En adoptant l’Agenda 2030 l’an passé, l’ONU a multiplié les buts à atteindre en matière de développement : les 17 Objectifs de développement durable (ODD) et leurs 169 cibles se substituent aux huit Objectifs du Millénaire. Pratiquement au même moment, certains pays, dont la Suisse, réduisaient le budget de leur aide au développement. Comment concilier ces tendances contraires ? Comment faire plus avec moins ? Indéniablement, le manque de ressources oblige à investir les fonds de façon efficiente et à pratiquer une coopération efficace.

Pour évaluer cette efficacité, il n’est pas nécessaire de connaître le degré de réalisation des projets, ni de s’assurer que chaque centime versé parvienne aux pauvres. L’essentiel est de savoir dans quelle mesure ce centime améliore durablement leurs conditions de vie (voir encadré).

Ces 25 dernières années, la pauvreté s’est réduite de moitié dans le monde.

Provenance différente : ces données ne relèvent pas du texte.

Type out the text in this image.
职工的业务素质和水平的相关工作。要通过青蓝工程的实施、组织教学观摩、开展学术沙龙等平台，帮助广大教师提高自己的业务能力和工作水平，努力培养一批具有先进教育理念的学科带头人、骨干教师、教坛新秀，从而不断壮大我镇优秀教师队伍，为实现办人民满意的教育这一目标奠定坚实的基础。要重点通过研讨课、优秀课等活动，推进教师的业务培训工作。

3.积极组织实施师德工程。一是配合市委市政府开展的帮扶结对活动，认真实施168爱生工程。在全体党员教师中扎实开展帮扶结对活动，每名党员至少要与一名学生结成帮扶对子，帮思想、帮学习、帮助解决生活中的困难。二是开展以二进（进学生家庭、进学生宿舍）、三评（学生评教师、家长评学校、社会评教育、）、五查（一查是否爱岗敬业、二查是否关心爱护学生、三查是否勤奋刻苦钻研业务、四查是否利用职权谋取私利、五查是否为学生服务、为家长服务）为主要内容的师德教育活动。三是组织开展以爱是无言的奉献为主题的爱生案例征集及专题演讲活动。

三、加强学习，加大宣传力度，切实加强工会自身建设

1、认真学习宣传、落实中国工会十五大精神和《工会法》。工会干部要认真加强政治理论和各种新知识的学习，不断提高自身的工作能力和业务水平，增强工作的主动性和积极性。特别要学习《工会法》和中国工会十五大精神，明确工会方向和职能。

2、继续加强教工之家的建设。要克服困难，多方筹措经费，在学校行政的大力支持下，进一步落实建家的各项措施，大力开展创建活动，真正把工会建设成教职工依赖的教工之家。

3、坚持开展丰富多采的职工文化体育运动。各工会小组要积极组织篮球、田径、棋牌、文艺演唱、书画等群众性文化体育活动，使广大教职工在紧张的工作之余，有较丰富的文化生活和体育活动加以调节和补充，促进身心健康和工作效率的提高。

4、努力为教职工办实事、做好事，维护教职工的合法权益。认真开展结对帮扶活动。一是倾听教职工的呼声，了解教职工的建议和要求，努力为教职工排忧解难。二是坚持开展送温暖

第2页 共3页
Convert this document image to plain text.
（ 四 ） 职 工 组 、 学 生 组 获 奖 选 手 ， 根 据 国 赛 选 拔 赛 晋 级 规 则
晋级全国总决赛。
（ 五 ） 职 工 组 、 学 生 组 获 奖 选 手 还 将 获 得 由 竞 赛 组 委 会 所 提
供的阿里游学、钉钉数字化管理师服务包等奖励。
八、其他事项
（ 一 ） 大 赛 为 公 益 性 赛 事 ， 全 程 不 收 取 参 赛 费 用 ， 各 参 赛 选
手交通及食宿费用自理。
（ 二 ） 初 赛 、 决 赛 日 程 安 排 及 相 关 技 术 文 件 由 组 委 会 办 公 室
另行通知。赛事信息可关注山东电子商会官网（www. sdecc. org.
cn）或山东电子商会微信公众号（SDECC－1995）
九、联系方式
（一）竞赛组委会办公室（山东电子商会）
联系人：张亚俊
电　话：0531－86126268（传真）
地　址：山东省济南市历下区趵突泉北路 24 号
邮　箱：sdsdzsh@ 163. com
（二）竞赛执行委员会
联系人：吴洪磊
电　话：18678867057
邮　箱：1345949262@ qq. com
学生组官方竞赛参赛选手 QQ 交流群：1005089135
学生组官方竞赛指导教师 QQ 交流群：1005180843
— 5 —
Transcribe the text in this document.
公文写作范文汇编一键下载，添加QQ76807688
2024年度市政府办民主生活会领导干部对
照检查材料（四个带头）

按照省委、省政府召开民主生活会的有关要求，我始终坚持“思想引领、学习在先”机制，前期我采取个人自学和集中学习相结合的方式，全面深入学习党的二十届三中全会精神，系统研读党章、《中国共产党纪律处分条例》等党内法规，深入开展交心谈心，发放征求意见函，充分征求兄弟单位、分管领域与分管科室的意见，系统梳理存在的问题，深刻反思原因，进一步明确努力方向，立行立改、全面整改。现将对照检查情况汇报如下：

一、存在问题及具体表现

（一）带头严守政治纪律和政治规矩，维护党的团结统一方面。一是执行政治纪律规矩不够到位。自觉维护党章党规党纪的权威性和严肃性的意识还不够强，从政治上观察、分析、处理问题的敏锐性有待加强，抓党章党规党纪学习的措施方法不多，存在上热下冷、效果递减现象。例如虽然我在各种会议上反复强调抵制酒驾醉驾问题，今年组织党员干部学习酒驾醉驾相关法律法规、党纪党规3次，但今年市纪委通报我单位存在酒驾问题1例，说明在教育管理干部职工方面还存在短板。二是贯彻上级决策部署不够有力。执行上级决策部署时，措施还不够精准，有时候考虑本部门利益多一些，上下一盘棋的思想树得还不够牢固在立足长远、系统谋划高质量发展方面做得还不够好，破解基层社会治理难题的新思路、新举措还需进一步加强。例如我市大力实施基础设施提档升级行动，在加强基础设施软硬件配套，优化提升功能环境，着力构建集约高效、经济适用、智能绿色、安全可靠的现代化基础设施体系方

Les analyses macroéconomiques ne permettent pas d’estimer avec exactitude l’apport de la coopération au développement à cette réussite[1]. Néanmoins, de nombreuses études scientifiques montrent que certaines interventions ont effectivement amélioré les conditions de vie des bénéficiaires dans des contextes divers[2]. En dépit des grands progrès accomplis, la lutte contre la pauvreté et les inégalités demeurent des défis pour l’avenir.

Apprendre à l’aide de méthodes scientifiques

Comment accroître l’efficacité ? En tirant mieux les leçons des succès et des échecs de la coopération au développement. Il est en effet grand temps d’abandonner un débat dépassé – l’aide au développement est-elle efficace ? – pour en lancer un nouveau : quelles modalités de la coopération sont efficaces dans un contexte déterminé ? Identifier les interventions utiles à l’aide de méthodes scientifiques reconnues[3] n’est pas seulement dans l’intérêt des partisans de l’aide au développement (soit neuf Suisses sur dix)[4], mais cela répond aussi aux exigences de ses détracteurs.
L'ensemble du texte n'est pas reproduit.